Я очень коротко — на более подробное объяснение у меня не хватало сил — рассказал ему, как действует огнестрельное оружие. Зная, что мы всецело в его власти, отказать ему я не мог. Он тотчас предложил для наглядности убить пленника. Одним больше, одним меньше, какая, в конце концов, разница? Ему будет интересно посмотреть, а я смогу отомстить своему врагу. Он был ошеломлен, когда я объяснил ему, что не в наших обычаях хладнокровно приканчивать людей: осуществление мести возлагается на закон и на Вышнюю Силу, о которой он ничего, видимо, не знает. Чтобы подсластить пилюлю, я добавил, что, когда хорошенько отдохну и поправлюсь, возьму его с собой на охоту, и он сам сможет подстрелить какое-нибудь животное. Биллали был доволен, словно ребенок, которому обещали новую игрушку.
Джоб влил в рот Лео немного еще оставшегося у нас бренди, и тот открыл глаза. На том наша беседа с «отцом» и закончилась.
Лео чувствовал себя очень плохо, был в полубеспамятстве, и нам с большим трудом удалось оттащить его в каморку с каменным ложем. Говоря «нам», я имею в виду себя, Джоба и отважную Устане, которую я непременно расцеловал бы за то, что, рискуя жизнью, она спасла моего дорогого мальчика. Но Устане была не из тех молодых девушек, с какими можно позволить себе малейшую вольность, если, конечно, не будешь уверен, что она правильно тебя поймет, поэтому я подавил свой порыв. Затем, весь в синяках и ушибах, но впервые за несколько дней ощущая себя в безопасности, я побрел в свой маленький склеп и лег, не забыв перед сном от всей души возблагодарить Провидение за то, что этот склеп не стал моим последним приютом, ибо столь счастливое стечение обстоятельств я могу приписать лишь его вмешательству. Мало кому из людей доводилось быть так близко от смерти, как нам в тот злополучный день.

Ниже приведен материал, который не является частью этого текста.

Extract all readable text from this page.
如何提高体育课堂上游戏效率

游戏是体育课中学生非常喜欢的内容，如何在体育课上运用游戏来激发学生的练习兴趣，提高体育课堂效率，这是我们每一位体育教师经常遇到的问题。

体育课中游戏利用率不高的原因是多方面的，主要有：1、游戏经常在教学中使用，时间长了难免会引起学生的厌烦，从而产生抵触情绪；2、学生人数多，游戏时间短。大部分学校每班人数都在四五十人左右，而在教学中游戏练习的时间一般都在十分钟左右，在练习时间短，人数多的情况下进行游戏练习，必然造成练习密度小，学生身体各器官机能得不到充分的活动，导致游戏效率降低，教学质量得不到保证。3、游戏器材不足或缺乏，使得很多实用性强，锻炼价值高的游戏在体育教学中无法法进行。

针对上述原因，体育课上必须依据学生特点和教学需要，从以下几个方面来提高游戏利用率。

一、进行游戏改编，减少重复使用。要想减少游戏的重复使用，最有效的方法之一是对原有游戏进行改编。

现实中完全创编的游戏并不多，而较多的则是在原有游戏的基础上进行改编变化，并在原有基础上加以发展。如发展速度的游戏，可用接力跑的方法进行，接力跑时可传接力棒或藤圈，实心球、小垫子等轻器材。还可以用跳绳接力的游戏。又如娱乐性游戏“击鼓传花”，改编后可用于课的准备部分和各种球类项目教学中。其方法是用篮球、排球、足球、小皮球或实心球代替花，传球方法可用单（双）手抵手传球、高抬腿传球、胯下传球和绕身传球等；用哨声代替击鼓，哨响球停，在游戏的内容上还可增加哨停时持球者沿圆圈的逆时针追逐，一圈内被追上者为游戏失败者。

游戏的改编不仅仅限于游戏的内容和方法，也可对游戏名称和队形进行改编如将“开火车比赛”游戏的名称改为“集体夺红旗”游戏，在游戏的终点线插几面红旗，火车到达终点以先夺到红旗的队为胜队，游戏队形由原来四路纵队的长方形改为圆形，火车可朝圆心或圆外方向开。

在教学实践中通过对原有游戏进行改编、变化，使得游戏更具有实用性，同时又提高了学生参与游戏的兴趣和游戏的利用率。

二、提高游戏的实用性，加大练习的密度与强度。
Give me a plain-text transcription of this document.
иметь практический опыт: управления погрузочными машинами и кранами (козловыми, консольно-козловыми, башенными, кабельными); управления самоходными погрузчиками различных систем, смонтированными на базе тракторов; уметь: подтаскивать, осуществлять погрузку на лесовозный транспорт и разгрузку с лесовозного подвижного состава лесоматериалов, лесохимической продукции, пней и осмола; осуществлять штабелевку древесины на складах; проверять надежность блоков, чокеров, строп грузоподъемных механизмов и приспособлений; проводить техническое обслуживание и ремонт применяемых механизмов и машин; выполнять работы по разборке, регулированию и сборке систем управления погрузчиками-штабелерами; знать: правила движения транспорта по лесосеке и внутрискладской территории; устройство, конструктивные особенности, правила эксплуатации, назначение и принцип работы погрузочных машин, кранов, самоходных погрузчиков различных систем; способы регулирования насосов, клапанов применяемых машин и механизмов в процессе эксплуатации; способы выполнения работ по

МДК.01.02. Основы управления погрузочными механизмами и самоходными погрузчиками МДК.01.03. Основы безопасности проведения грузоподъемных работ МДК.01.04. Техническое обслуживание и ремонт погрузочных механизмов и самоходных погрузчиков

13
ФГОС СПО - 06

Я и в лучшие-то времена редко спал безмятежным сном, а в ту ночь, когда я наконец задремал, меня одолевали кошмарные видения. Снова и снова я видел, как бедный Мухаммед вырывается из рук амахаггеров, пытающихся надеть на него раскаленный горшок, и все время на заднем плане маячила женская фигура, закутанная с головой в покрывала, иногда она их сбрасывала, и представала передо мной то в образе прекрасной, цветущей женщины, то в образе ухмыляющегося скелета, и всякий раз я слышал загадочную, по всей видимости, бессмысленную фразу: «Все, что живет, уже знало смерть, и все, что мертво, не может умереть, ибо в известном Круговороте Духа, и жизнь — ничто, и сама смерть — ничто. Все сущее живет вечно, хотя и погружается временами в сон забвения…»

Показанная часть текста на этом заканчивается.